Re: 2.1.111: IDE DMA disabled...BLAH...BLAH...

Mike Jagdis (
Wed, 29 Jul 1998 17:03:44 +0100 (GMT/BST)

On Wed, 29 Jul 1998, Alan Cox wrote:

> Linus - Yes there is something wrong
> No it cannot be DMA if DMA goes back to 1.3.20, almost every report
> says it started in 2.1.x, most are not UDMA but older DMA
> The only common theme right now seems to be SMP and SCSI, and thats SMP
> machines in the SCSI case (not option), unknown in the IDE case.

My system: 2 x DPT2044UW, 1 x Future Domain PCI, 2 IDE drives each
on a different bus. Have had crashes seemingly due to memory corruption.
Once root IDE drive (IBM ~6.4GB) was corrupted, twice the first oops
was in find_buffer (quickly followed by _lots_ more oopses), once
in tcp_close.

Initially using Balles* EATA driver crashes would happen under
load (ckraid operations, copying large trees) but only intermittently.
Using eata_dma driver _seems_ fine under load.
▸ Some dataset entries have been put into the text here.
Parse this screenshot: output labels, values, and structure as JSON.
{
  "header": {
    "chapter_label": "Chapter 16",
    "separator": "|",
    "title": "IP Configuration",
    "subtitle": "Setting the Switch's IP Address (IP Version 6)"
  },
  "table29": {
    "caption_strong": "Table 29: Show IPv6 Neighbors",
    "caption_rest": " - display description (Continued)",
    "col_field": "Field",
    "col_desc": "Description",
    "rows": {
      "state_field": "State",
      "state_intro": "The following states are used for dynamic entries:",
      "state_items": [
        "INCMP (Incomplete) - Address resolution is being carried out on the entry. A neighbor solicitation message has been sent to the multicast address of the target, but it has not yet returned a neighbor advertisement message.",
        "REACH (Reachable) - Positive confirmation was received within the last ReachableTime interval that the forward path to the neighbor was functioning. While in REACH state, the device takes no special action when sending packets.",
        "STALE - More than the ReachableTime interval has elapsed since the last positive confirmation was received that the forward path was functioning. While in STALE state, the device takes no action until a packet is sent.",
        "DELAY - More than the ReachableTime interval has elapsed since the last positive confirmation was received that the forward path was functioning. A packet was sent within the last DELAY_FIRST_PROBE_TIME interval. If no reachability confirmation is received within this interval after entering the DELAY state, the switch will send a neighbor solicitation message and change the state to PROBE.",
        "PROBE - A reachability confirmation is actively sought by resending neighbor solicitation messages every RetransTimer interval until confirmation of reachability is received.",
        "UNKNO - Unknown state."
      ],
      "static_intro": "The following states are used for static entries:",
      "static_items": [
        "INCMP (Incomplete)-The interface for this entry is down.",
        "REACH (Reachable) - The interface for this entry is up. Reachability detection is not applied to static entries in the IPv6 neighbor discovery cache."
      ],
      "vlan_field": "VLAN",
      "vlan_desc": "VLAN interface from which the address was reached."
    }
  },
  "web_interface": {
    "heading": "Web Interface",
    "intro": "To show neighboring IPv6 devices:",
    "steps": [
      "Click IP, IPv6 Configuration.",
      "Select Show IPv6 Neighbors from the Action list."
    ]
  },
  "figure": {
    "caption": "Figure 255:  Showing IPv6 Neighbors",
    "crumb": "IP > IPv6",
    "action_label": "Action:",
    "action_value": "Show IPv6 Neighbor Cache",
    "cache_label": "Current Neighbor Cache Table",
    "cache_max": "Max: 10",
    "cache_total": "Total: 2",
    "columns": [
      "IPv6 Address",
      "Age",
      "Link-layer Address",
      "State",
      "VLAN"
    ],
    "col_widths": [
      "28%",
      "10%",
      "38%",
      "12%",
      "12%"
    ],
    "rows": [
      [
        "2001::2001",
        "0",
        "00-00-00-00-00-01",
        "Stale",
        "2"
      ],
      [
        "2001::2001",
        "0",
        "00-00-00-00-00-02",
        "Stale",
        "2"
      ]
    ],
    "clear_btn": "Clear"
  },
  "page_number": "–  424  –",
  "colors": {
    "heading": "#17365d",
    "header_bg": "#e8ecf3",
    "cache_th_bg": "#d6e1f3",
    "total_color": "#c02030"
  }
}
Since then crashes
have seemed related to load on the Future Domain - but not simple
load (such as streaming through the Exabyte), it seems there has
to be significant other SCSI activity. 20-30GB backup/restore and
probably one crash will have happened.

Was using 2.1.107 SMP (this is a single PII-400, BX, no IO-APIC).
Today was using 2.1.107 *UP* with IDE DMA on both drives *disabled*
with hdparm when it happened. Tonight will switch the Future Domain
for another DPT.

1. Anybody using a Future Domain successfully? (later crashes may
be _solely_ down to the FD)

2. Anybody using the Balles* EATA driver successfully? (initial
crashes happened before I added the FD)

3. Anybody using multiple SCSI adapters under simultaneous load
successfully? (All crashes seem related to simultaneous load on
multiple adapters)

It is possible that both the Balles* EATA driver and the Future
Domain driver have race conditions which break them eventually.
However, my current feeling is that the race is higher level
and loading four or five devices on two or three controllers
just makes it more likely.

Why does eata_dma work? Maybe its timing is different enough to
avoid the race - so far? Maybe its the only driver of the three
that isn't broken?

I'm not seeing IDE problems (but then I'm not stressing the IDE
at all). I have merrily swapped cables, memory, drives etc. to
eliminate as many of the atoms as possible.


P.S. No, I can't remember how to Balles*. Sorry :-).